Voyez-vous comme, chaque fois, la scène se reconstitue avec une exacte et vivante précision dans sa pensée ? Sa vision d’autrefois renaît devant les yeux de son âme aussi nette, aussi émouvante qu’au premier jour, et il n’a qu’à en noter scrupuleusement tous les détails pour la faire surgir à nos regards. Et en même temps, voyez-vous comme les images, même celles qui sortent des livres, agissent sur cette organisation d’artiste ? Il s’y livre, si l’on peut dire, corps et âme. C’est une sensation qui entre en lui, qui s’empare de tout son être, même physique, contre laquelle il se garde bien de réagir, à laquelle il s’abandonne passionnément, comme pour épuiser toute la volupté qu’elle recèle. Et c’est ce frémissement voluptueux, c’est cet ébranlement sensuel qu’il réussit à faire passer dans ses phrases, et qui donne à ses meilleures pages « cette efflorescence » que Sainte-Beuve goûtait déjà dans Balzac. « Chateaubriand, a dit bien joliment M. Charles Maurras, communique au langage, aux mots, une couleur de sensualité, un goût de chair. » J’en dirais volontiers autant de M. Anatole France.

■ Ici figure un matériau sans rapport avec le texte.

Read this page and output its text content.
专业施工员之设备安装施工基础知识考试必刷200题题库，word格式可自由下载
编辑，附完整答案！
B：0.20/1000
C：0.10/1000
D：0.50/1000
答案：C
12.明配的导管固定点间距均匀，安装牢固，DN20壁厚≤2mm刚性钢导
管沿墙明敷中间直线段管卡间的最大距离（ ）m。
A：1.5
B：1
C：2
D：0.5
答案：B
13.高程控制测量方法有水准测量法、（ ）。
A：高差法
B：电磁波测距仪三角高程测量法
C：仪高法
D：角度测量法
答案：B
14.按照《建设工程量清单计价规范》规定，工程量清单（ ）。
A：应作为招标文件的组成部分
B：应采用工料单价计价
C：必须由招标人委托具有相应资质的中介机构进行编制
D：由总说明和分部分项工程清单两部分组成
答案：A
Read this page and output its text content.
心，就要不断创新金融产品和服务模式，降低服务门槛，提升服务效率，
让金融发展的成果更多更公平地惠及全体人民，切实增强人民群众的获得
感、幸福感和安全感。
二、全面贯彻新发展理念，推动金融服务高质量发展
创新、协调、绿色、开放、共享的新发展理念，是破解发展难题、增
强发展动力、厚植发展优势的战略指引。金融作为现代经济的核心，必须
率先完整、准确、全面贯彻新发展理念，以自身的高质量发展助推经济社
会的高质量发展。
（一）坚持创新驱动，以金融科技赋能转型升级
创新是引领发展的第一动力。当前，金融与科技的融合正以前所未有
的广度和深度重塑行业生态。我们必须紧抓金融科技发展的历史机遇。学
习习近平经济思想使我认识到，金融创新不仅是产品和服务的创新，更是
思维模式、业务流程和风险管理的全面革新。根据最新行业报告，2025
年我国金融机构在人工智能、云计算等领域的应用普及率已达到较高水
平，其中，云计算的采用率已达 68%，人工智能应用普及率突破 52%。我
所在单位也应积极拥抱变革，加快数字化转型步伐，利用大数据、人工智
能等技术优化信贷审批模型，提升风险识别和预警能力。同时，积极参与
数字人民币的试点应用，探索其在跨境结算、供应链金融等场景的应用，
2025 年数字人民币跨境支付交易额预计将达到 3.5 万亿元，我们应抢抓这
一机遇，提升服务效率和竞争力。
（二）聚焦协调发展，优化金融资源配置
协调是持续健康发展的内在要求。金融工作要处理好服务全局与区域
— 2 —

Cet artiste n’est d’ailleurs pas uniquement un artiste. Il ne faudrait assurément pas le travestir en philosophe, ni même en un grand penseur : il n’a pas créé de système, et il est difficile de lui assigner, dans l’ensemble des théories contemporaines, une idée dont il soit proprement l’inventeur. Mais il a touché à beaucoup de questions, au moins incidemment ; il a exprimé avec une vivacité originale, parfois avec profondeur, presque toujours avec un rare bonheur, les conceptions qui avaient cours autour de lui, et il est fort remarquable que ses pages les plus concrètes, les plus poétiquement descriptives, ne sont pas uniquement plastiques ; elles ont, à chaque instant, comme des échappées sur le monde des idées abstraites. Il est donc possible, et il est légitime, plus même que pour d’autres écrivains, de scruter ses tendances maîtresses et de définir l’attitude générale de sa pensée.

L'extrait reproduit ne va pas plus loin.